Oui, surtout ma récidive. J’avais énormément de colère. Je me souviens des paroles de mon fils, il a neuf ans et il m’a dit : « Maman, je ne comprends pas pourquoi la vie est injuste avec toi, alors que tu aides les autres femmes, pourquoi tu tombes malade, maman ? ». Lui aussi il le vit une deuxième fois, mais j’ai aussi trouvé une force nouvelle. La maladie m’a changé et je ne pensais pas pouvoir surmonter tout cela. J’ai un mari, j’ai un fils, et j’ai une famille, il faut que je me batte, je ne peux pas baisser les bras, nous avons encore de belles choses à vivre.

Anne Schmitt dans sa boutique du 57 grand-rue à Haguenau / ©Eric genetet

Quand vous dites que la maladie vous a changée, qu’est-ce que cela veut dire exactement ?

Je suis devenue plus forte, je m’écoute beaucoup plus, j’ai appris à écouter mon corps et à profiter de la vie, à faire vraiment ce que j’ai envie de faire. Je ne me demande plus si je peux faire, je fais et si ça ne marche pas ce n’est pas grave, je rebondis. C’est un combat, chaque jour. Il me reste beaucoup de choses à faire, beaucoup de projets.

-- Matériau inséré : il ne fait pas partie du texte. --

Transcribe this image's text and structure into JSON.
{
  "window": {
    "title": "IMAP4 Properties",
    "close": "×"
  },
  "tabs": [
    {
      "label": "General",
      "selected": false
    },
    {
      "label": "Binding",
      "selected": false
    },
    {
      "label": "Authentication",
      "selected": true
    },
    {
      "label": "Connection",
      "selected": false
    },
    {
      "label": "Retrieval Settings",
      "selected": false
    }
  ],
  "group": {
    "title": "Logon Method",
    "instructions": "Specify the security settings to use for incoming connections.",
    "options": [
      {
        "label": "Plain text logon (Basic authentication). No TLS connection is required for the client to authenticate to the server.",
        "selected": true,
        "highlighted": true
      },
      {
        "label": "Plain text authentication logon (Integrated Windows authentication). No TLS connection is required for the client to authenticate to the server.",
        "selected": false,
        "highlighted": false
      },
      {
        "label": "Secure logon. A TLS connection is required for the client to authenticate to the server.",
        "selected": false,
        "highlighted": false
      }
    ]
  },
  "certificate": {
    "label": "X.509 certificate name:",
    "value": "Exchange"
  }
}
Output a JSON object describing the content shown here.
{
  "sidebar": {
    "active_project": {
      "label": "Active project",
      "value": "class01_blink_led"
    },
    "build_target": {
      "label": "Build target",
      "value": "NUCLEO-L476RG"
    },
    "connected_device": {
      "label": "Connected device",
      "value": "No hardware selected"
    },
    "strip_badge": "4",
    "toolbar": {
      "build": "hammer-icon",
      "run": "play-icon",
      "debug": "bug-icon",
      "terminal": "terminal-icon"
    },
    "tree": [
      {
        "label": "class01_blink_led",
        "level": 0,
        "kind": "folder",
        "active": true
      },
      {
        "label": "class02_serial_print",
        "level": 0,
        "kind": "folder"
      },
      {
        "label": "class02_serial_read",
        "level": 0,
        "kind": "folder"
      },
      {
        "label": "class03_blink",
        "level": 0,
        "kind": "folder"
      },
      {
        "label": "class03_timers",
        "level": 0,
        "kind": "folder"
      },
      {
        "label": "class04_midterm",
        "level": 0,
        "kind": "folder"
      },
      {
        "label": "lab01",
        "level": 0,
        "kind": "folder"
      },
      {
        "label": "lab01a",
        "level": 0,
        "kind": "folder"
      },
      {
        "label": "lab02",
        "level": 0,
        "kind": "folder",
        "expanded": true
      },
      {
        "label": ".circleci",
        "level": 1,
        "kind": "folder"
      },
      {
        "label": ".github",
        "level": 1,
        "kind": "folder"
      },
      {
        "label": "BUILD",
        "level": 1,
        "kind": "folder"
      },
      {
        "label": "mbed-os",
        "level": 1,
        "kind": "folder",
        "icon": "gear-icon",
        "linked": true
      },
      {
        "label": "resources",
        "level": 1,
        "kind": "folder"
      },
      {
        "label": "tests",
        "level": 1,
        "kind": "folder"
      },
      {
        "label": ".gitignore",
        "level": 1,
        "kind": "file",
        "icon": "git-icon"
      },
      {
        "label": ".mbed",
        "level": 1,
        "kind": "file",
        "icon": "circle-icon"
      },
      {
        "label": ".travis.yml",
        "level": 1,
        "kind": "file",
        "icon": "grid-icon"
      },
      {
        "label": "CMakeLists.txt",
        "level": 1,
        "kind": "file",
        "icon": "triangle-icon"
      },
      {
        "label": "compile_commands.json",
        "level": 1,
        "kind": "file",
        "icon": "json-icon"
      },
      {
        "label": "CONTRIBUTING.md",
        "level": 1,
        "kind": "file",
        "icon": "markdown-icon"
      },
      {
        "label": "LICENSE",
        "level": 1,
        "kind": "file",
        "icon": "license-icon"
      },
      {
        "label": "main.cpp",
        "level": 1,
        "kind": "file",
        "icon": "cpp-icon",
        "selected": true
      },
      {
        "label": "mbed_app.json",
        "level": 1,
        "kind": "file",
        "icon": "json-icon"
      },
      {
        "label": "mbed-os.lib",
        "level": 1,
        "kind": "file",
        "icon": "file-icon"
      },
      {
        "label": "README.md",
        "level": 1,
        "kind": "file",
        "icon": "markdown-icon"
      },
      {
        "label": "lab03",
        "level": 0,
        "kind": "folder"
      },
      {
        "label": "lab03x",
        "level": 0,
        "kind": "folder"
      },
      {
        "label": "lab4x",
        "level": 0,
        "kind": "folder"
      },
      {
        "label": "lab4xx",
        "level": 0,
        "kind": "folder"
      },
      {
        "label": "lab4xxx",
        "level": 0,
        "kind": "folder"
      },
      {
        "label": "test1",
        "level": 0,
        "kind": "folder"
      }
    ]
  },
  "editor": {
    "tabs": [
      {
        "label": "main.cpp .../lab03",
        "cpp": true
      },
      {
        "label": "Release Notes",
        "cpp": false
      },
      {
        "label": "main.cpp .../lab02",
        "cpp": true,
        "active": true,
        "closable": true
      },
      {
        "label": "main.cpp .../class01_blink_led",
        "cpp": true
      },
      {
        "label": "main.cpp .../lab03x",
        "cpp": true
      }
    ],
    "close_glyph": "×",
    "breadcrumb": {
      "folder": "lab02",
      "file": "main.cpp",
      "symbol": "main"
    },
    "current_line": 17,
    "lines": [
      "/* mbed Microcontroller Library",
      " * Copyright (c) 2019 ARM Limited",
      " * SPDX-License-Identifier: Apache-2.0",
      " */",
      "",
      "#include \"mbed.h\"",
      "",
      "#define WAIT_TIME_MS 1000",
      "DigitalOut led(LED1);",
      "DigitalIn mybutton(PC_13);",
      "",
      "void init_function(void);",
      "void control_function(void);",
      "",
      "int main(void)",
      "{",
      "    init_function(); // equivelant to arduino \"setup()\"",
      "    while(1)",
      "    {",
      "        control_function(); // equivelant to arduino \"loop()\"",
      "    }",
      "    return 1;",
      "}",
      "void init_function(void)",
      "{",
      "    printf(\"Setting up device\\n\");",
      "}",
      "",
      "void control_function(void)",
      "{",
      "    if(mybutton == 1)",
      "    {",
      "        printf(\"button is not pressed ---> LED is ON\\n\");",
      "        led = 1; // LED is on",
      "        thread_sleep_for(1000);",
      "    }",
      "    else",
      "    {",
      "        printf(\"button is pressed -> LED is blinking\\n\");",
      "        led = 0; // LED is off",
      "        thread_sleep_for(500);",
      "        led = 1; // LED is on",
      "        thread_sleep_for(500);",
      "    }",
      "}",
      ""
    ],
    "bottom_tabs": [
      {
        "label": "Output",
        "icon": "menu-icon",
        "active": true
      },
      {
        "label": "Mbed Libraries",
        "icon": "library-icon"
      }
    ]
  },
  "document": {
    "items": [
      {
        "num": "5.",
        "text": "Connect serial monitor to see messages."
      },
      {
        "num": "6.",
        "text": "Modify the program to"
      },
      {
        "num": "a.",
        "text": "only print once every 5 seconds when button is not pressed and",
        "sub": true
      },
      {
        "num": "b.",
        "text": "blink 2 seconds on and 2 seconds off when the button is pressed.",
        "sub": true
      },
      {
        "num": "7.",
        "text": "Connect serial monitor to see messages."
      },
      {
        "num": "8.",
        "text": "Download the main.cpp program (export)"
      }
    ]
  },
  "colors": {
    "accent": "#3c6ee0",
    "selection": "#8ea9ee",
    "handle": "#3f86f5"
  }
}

Vous êtes aussi marraine de la Haguenovienne !

Oui, c’était un beau cadeau de représenter Haguenau devant toutes ces femmes qui se battent chaque jour, et il y en a beaucoup. C’était une belle récompense. J’étais fière. L’ambiance était impressionnante, c’était une chance pour moi de vivre l’événement de l’intérieur et de me rendre compte du travail qu’il y a derrière.

Existe-t-il des instants où vous ne pensez pas à la maladie ?

Non, aujourd’hui j’y pense tout le temps. C’est quelque chose que j’ai en moi, comme une épée de Damoclès au-dessus de la tête. J’ai aussi mes moments de faiblesse, mais quand je suis avec mes amis ou ma famille, j’essaye de ne pas y penser. Et puis, il y a ce lieu où la solidarité existe. Ma porte est grande ouverte. Je dis aux femmes qui viennent ici qu’en cas de petits coups de blues, elles peuvent m’envoyer un SMS et j’essaye d’être là.

Et vous, en cas de petit coup de blues, à qui envoyez-vous votre SMS ?

À ma meilleure amie. Mais mon mari et mon fils sont très présents, encore une fois c’est important d’avoir un entourage fort, beaucoup de femmes n’ont pas cette chance. Certaines se retrouvent seules, parfois avec un enfant, et je suis encore plus admirative de leur courage.